When he was three years of age his family emigrated to the United States and settled in Taunton, Massachusetts.
Education
Conaty attended the public schools there and entered Montreal College in 1863 where his high-school education was completed. He qualified as a student of Holy Cross College, Worcester, in 1866 and was graduated in 1869. He made his theological studies immediately thereafter in the Sulpician Seminary of Montreal and was ordained to the priesthood for the diocese of Springfield in 1872.
Career
After seven years of service in the ministry Conaty was appointed pastor of the Sacred Heart parish of Worcester where he served until 1897. During this period he displayed an active interest in civic as well as ecclesiastical life. His gifts as an orator attracted wide attention. He became a leader in his community and exerted far-reaching influence in movements that dealt with educational, moral, and social problems. He was particularly active in the work of total abstinence and was president of the Catholic Total Abstinence Union of America from 1888 to 1890. He was an ardent supporter of constitutional efforts for the freedom of Ireland. Conaty served on the Board of Education of Worcester for fourteen years and on its Library Board for six years.
He was one of the founders and president, 1893-1897, of the Catholic Summer School of America established originally at New London, Connecticut, and later permanently located at Cliff Haven, New York. He was active in founding the association of Catholic colleges later known as the National Catholic Education Association, and was its president, 1899-1903. He established in 1892 and edited until 1897, the Catholic Home and School Magazine and he published a volume, New Testament Studies (1898), for secondary schools.

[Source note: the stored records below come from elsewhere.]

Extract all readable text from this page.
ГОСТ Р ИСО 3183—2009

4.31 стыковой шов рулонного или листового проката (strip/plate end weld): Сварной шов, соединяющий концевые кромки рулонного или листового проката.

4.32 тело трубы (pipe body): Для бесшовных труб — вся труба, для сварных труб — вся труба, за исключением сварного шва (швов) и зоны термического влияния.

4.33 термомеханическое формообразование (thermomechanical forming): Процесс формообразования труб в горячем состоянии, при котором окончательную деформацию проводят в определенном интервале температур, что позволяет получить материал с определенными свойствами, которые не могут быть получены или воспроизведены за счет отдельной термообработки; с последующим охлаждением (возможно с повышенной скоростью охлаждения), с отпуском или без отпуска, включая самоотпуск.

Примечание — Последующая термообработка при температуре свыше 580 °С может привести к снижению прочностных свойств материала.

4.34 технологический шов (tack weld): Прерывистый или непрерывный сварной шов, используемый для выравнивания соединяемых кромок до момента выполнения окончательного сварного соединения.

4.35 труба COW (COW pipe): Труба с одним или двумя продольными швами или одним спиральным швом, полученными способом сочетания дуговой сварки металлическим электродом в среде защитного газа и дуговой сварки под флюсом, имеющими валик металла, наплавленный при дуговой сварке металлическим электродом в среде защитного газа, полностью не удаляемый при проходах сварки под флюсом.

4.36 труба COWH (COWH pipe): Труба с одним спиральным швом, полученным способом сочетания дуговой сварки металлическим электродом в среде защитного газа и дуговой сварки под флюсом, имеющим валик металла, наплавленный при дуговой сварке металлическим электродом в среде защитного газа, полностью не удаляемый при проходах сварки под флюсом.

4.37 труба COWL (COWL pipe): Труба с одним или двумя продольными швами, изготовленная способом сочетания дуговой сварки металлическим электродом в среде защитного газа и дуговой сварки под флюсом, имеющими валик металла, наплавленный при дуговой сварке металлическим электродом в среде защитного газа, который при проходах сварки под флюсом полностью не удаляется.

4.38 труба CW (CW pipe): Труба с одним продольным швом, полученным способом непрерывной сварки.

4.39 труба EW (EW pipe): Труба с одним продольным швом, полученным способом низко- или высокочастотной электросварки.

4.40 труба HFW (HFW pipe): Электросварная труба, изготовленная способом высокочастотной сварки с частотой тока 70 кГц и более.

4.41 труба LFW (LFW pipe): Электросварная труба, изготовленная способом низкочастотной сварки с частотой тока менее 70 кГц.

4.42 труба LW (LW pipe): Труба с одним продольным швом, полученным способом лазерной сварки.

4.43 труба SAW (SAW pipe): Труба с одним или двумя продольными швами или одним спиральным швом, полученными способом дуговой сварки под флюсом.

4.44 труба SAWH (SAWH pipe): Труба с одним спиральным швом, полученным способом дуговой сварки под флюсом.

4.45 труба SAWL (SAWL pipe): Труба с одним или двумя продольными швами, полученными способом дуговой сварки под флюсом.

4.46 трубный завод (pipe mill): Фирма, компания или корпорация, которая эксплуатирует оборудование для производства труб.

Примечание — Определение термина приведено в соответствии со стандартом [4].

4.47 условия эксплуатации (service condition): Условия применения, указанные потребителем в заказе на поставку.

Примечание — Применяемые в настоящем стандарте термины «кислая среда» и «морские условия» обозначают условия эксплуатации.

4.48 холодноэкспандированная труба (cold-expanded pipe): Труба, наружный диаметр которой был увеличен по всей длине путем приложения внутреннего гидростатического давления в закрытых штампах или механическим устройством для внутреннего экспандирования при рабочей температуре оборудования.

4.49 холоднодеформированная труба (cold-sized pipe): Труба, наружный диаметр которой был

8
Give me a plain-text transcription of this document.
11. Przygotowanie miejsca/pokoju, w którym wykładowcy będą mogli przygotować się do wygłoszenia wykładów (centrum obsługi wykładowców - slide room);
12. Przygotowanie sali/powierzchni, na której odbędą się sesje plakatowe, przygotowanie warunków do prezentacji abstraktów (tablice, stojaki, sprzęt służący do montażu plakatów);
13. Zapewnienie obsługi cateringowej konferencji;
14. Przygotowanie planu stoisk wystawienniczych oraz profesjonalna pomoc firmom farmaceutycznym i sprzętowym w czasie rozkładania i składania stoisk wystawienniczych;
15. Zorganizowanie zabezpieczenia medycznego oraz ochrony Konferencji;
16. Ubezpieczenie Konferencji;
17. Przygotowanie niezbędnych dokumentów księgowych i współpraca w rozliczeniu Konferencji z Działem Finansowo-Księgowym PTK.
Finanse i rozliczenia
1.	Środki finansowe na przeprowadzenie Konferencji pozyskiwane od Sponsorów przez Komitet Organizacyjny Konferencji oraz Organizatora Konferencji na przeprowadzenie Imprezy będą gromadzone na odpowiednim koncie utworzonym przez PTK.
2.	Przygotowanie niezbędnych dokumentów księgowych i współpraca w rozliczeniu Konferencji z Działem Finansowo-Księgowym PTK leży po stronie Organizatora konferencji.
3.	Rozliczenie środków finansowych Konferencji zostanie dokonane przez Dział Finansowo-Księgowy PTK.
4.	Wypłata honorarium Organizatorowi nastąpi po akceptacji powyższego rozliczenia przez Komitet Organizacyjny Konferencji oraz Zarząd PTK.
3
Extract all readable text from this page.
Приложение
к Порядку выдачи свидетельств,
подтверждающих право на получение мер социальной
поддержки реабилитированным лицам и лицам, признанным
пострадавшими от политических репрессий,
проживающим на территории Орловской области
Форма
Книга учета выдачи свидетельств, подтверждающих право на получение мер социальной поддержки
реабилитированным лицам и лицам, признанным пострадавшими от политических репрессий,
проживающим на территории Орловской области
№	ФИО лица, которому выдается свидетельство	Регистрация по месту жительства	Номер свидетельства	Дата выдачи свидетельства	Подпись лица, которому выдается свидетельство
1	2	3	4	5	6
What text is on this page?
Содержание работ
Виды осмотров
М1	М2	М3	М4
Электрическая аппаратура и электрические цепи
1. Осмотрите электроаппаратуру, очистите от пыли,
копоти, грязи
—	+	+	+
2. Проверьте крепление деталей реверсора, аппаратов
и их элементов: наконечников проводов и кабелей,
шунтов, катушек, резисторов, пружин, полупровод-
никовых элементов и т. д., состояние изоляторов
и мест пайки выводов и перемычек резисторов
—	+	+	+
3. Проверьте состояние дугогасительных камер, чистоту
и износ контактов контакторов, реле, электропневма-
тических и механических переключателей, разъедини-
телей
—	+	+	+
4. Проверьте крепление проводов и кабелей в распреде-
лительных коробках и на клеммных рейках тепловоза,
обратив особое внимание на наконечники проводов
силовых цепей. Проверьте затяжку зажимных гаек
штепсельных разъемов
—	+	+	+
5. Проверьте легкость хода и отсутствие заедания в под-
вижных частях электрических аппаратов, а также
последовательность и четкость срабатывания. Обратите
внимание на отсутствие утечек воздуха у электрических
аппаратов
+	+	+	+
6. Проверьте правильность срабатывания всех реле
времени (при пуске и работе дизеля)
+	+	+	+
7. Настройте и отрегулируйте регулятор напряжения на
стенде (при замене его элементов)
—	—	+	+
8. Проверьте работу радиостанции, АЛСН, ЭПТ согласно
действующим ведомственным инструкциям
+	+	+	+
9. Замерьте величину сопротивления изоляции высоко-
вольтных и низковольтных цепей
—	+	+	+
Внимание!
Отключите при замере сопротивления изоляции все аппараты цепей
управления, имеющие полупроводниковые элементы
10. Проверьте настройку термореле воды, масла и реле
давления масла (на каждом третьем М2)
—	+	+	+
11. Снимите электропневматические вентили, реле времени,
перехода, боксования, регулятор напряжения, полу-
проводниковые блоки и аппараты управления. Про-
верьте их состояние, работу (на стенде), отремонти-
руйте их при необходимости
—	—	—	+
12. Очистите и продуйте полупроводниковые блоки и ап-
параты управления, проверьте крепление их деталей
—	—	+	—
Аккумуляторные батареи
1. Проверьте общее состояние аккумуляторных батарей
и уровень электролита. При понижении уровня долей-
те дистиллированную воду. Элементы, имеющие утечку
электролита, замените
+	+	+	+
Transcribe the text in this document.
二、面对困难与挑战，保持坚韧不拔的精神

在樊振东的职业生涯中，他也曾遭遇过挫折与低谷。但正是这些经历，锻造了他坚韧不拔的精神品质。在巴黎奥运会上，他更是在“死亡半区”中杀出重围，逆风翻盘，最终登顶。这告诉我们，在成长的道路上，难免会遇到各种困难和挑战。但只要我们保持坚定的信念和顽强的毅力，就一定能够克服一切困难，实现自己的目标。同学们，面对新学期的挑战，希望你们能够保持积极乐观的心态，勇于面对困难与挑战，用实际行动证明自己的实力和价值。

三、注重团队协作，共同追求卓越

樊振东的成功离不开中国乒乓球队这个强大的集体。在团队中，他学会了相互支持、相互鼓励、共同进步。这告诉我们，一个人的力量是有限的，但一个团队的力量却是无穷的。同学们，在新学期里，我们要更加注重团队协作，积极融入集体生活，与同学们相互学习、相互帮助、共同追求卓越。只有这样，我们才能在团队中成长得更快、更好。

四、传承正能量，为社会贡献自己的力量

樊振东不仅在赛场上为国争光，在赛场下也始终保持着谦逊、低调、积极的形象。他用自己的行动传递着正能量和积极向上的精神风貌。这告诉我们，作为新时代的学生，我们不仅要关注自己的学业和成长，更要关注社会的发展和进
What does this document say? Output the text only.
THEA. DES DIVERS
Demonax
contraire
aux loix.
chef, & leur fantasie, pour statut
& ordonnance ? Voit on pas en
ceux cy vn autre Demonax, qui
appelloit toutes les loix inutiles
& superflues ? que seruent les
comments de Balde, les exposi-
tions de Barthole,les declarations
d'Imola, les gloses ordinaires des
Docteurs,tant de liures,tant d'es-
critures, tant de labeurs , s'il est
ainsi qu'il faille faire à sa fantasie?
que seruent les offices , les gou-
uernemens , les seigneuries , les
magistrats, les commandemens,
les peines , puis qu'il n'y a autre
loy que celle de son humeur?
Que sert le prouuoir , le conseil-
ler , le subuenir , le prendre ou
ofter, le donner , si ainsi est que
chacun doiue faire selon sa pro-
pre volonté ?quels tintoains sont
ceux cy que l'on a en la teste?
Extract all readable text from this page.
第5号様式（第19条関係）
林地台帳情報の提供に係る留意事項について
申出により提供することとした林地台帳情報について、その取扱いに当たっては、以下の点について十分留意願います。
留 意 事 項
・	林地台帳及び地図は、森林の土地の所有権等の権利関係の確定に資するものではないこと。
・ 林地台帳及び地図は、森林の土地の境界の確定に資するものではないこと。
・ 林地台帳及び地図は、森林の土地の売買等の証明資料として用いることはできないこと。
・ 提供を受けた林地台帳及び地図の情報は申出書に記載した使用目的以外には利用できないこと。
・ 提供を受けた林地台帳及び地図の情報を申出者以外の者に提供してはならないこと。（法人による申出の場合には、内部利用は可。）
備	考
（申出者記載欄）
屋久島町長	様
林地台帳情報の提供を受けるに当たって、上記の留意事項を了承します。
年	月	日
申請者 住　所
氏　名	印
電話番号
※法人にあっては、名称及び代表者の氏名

Appointed Rector of the Catholic University of Washington in 1897, Conaty was mafle Domestic Prelate in 1898 and was consecrated Titular Bishop of Samos by Cardinal Gibbons in 1901. At the expiration of his term as Rector of the Catholic University he was appointed to the See of Monterey and Los Angeles. During his twelve years as Bishop there, Los Angeles developed with great rapidity. The traditions of broadmindedness and civic activity which had characterized Conaty’s earlier life were continued with notable effect throughout the entire period of his incumbency of the See of Monterey and Los Angeles.